EPA Denies Any Jurisdiction over Groundwater in New Interpretative Rule
May 12, 2019
By: Blair M. Gardner
The U.S. EPA issued an interpretative rule on April 12 which establishes some long-sought clarity to the question of whether a discharge of pollutants into groundwater is subject to its regulation and permitting. The agency concluded that such discharges, even when the pollutants reach navigable waters regulated under the Clean Water Act, are not subject to its permitting authority under §402 of the Act. In so doing, EPA has implicitly repudiated an attempt by the previous Obama Administration to establish its nationwide jurisdiction over groundwater based on a “hydrologic connection” between groundwater and surface waters.
As readers of our commentary will recall, the Clean Water Act prohibits the discharge of pollutants from a point source into navigable waters. This blanket prohibition is avoided if the discharger has a permit issued under either §402 (NPDES) or§404 (dredge and fill) of the Act. The definition of both “discharge” and “pollutant” are essentially unlimited, while the meaning of “point source” has enlarged primarily through judicial interpretation of the Act. What constitutes “navigable waters” has been the subject of three Supreme Court decisions between 1985 and 2006, plus a titanic struggle of the federal agencies to define “waters of the United States” (WOTUS) since that time.
The prior administration attempted to provide a unifying theory to all of this by defining WOTUS expansively and connecting those waters hydrologically. A major study commissioned by EPA and conducted by several hundred scientists over three years endorsed the concept of the hydrologic connection waters in 2015. By identifying the effect on surface waters by discharges into groundwater, EPA possessed a theory to regulate the entire hydrologic cycle through which all water passes. EPA’s new interpretative rule rejects this basis for asserting control over all water. Instead, it focuses on the text of the Clean Water Act and concludes that the exclusion of the word “groundwater” from the definition of “navigable waters” indicates that Congress did not intend to regulate discharges directly to groundwater. In addition, the interpretative rule reviews the legislative history of the Clean Water and identifies provisions that attempted to include groundwater but were rejected. Finally, it points to the fact that the statute leaves some aspects of water regulation - broadly, non-point source regulation - to the states. It then concludes that groundwater regulation better fits into this category under the statutory scheme of the Act.

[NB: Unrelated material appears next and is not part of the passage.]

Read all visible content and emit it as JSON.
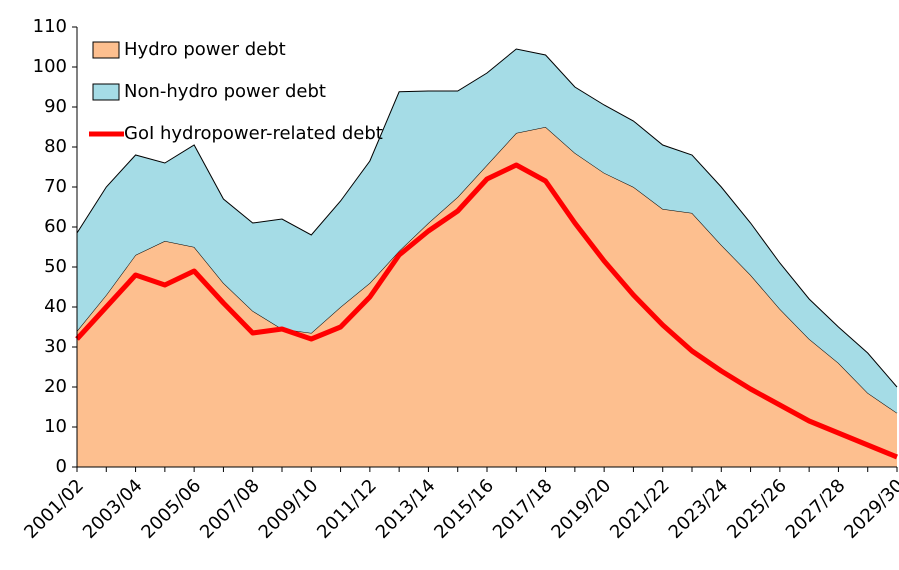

To more casual observers, this issue might seem to have as much meaning as a medieval theological dispute. In fact, it has a very practical and real meaning. If a discharge from a point source, such as well, into groundwater is controlled by the Clean Water Act, then anyone who performs that discharge will be required to secure an NPDES permit under §402. Because the discharge will diffuse unpredictably into groundwater before emerging - if ever - into surface waters, establishing the effluent limitations applicable to such discharges could be extraordinarily difficult.
Finally, the controversy surrounding the appropriate regulation of discharges via groundwater is not theoretical. A case, County of Maui v. Hawaiʿi Wildlife Fund is scheduled to be heard by the Supreme Court beginning in the fall of 2019. The single question that that Court has identified for argument is “whether the CWA requires a permit when pollutants originate from a point source but are conveyed to navigable waters by a non-point source, such as groundwater.” Although recent news reports indicate that the environmental organizations that initiated the action against the county are interested in settling, the issue will remain ripe for decision. The Fourth and Sixth Circuits have decided cases on similar facts to those presented in the County of Maui. Those courts reached opposite conclusions. Because of the circuit division, this is reason enough for the Supreme Court to address the issue. EPA’s new interpretative rule will give the Court a clear analysis to follow.